Nagios Support Forum

OS: RHEL8
Nagios Log Server: 2024R1.0.1

I am unable to import users from AD with encryption. Encryption was disabled at the server for testing and that worked, but we can not keep that setting. Certs are loaded in logserver.

The goal to to use CAC/smartcard for login. Is there any guidance?

Hi @netgroupnrlssc

There were some updates to Active Directory integration in log server with the 2024R1.2 release that was released a few days ago. I'd recommend updating to it and seeing if the issue is still present. If not, feel free to reply back here, and we can take a further look at it. It would be helpful to know what kind of errors you're seeing when this is happening as well.
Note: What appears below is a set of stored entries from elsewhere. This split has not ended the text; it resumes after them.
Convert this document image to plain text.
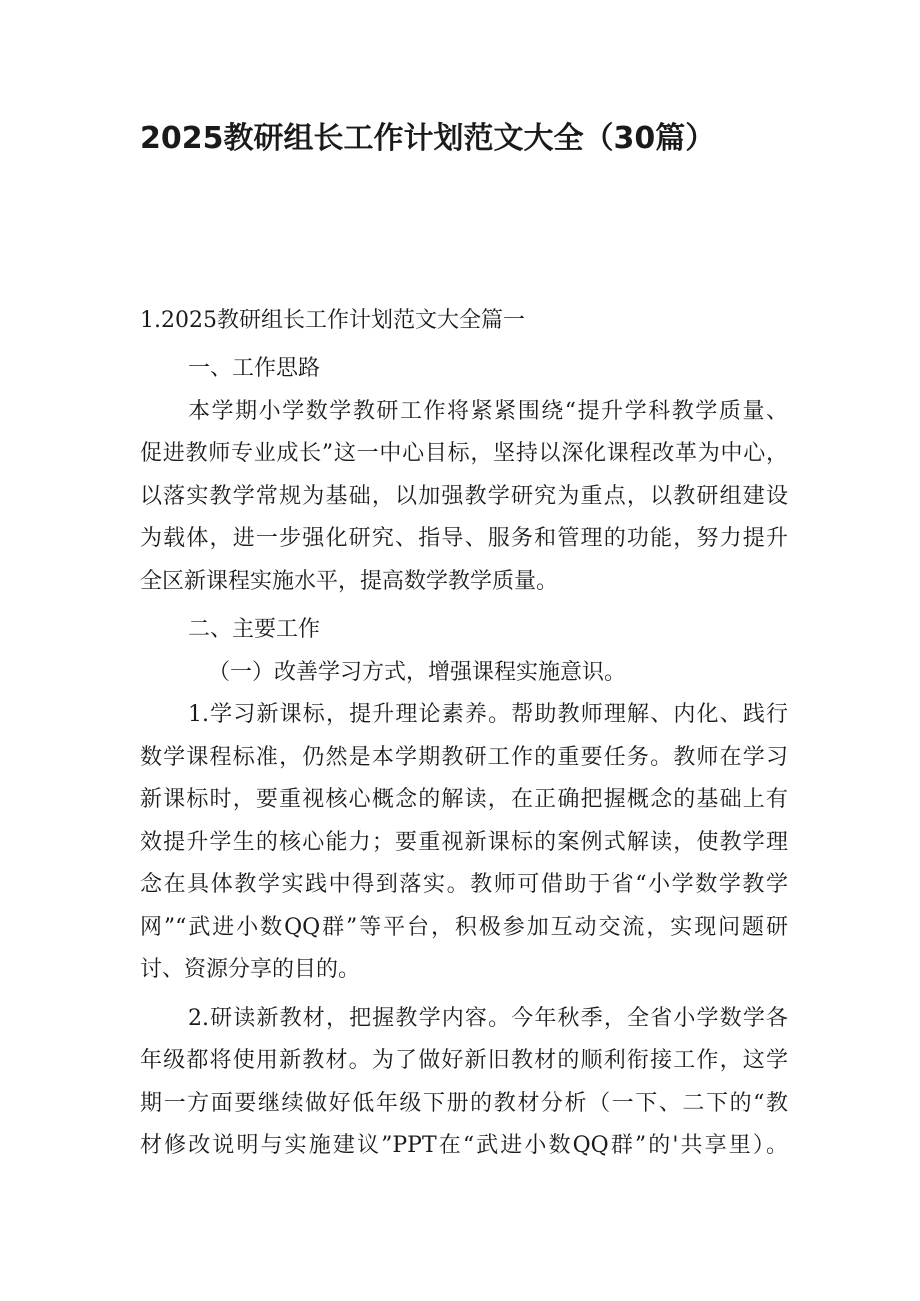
2025教研组长工作计划范文大全（30篇）
1.2025教研组长工作计划范文大全篇一
一、工作思路
本学期小学数学教研工作将紧紧围绕“提升学科教学质量、
促进教师专业成长”这一中心目标，坚持以深化课程改革为中心，
以落实教学常规为基础，以加强教学研究为重点，以教研组建设
为载体，进一步强化研究、指导、服务和管理的功能，努力提升
全区新课程实施水平，提高数学教学质量。
二、主要工作
（一）改善学习方式，增强课程实施意识。
1.学习新课标，提升理论素养。帮助教师理解、内化、践行
数学课程标准，仍然是本学期教研工作的重要任务。教师在学习
新课标时，要重视核心概念的解读，在正确把握概念的基础上有
效提升学生的核心能力；要重视新课标的案例式解读，使教学理
念在具体教学实践中得到落实。教师可借助于省“小学数学教学
网”“武进小数QQ群”等平台，积极参加互动交流，实现问题研
讨、资源分享的目的。
2.研读新教材，把握教学内容。今年秋季，全省小学数学各
年级都将使用新教材。为了做好新旧教材的顺利衔接工作，这学
期一方面要继续做好低年级下册的教材分析（一下、二下的“教
材修改说明与实施建议”PPT在“武进小数QQ群”的'共享里）。
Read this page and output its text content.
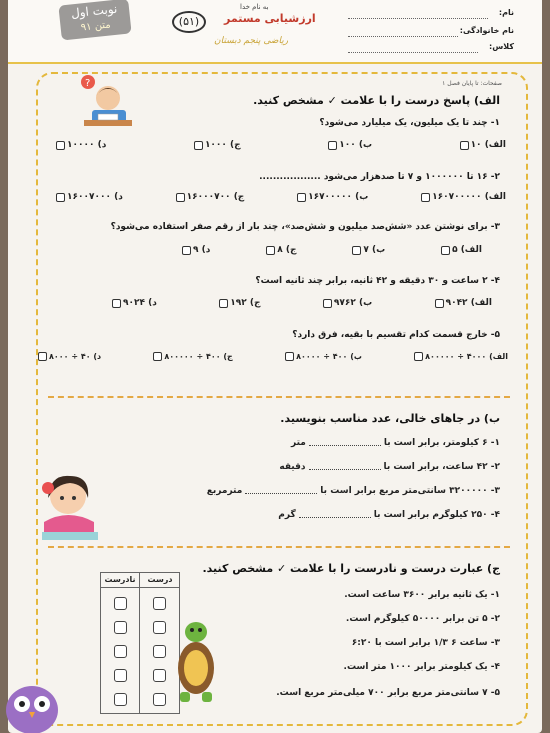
نوبت اول
متن ۹۱	(۵۱)
به نام خدا
ارزشیابی مستمر
ریاضی پنجم دبستان
نام:
نام خانوادگی:
کلاس:
صفحات: تا پایان فصل ۱
?
الف) پاسخ درست را با علامت ✓ مشخص کنید.
۱- چند تا یک میلیون، یک میلیارد می‌شود؟
الف) ۱۰
ب) ۱۰۰
ج) ۱۰۰۰
د) ۱۰۰۰۰
۲- ۱۶ تا ۱۰۰۰۰۰۰ و ۷ تا صدهزار می‌شود ..................
الف) ۱۶۰۷۰۰۰۰۰
ب) ۱۶۷۰۰۰۰۰
ج) ۱۶۰۰۰۷۰۰
د) ۱۶۰۰۷۰۰۰
۳- برای نوشتن عدد «شش‌صد میلیون و شش‌صد»، چند بار از رقم صفر استفاده می‌شود؟
الف) ۵
ب) ۷
ج) ۸
د) ۹
۴- ۲ ساعت و ۳۰ دقیقه و ۴۲ ثانیه، برابر چند ثانیه است؟
الف) ۹۰۴۲
ب) ۹۷۶۲
ج) ۱۹۲
د) ۹۰۲۴
۵- خارج قسمت کدام تقسیم با بقیه، فرق دارد؟
الف) ۴۰۰۰ ÷ ۸۰۰۰۰۰
ب) ۴۰۰ ÷ ۸۰۰۰۰
ج) ۴۰۰ ÷ ۸۰۰۰۰۰
د) ۴۰ ÷ ۸۰۰۰
ب) در جاهای خالی، عدد مناسب بنویسید.
۱- ۶ کیلومتر، برابر است بامتر
۲- ۴۲ ساعت، برابر است بادقیقه
۳- ۳۲۰۰۰۰۰ سانتی‌متر مربع برابر است بامترمربع
۴- ۲۵۰ کیلوگرم برابر است باگرم
ج) عبارت درست و نادرست را با علامت ✓ مشخص کنید.
۱- یک ثانیه برابر ۳۶۰۰ ساعت است.
۲- ۵ تن برابر ۵۰۰۰۰ کیلوگرم است.
۳- ساعت ۶ ۱/۳ برابر است با ۶:۲۰
۴- یک کیلومتر برابر ۱۰۰۰ متر است.
۵- ۷ سانتی‌متر مربع برابر ۷۰۰ میلی‌متر مربع است.
نادرست	درست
I have updated to Nagios Log Server 2024R1.2 and I still get the same behavior. The only error I see is "Invalid username or password." I am using copy/paste to enter the values and that user/pw did work when encryption was disabled.

This error is happening on the import users page?

Yes, I still get the error "Invalid username or password." when I attempt to import users.

Hi @netgroupnrlssc,

We are somewhat limited in how much support we can provide on the forum, so we may need to you to contact support for full resolution of this issue, but in the meantime, can you try running this on your CLI:
With that running, try logging into your AD instance within Nagios Log Server, and post the error output you see here. This may provide more insight as to what the underlying issue with the cert is.

If I need to contact support in a different way, that's fine. Just tell me what's preferred. Here's the log for now.

[root@ng-log-3 ~]# tail -f /var/log/php-fpm/www-error.log
[29-Oct-2024 13:35:56 America/Chicago] PHP Warning: ldap_bind(): Unable to bind to server: Can't contact LDAP server in /var/www/html/nagioslogserver/application/libraries/adLDAP/AdLDAP.php on line 714

Did you change the port number for the connection when you changed to SSL? The non-SSL port is 389, but AD listens on port 636 for ldap over SSL. I wonder if that's not the issue.

I don't see an option to set the port, but I did add ":636" to the DC name. I can see in the firewall logs that port 636 is being used.

Are the firewall logs you're referring to on the LDAP server? If so, I'm curious if you're seeing errors on the LDAP server side. If the ldap_bind call is reporting that it fails to contact the LDAP server, but the LDAP server sees the requests coming in, it could be that your LDAP server is rejecting the request on the SSL port you're using.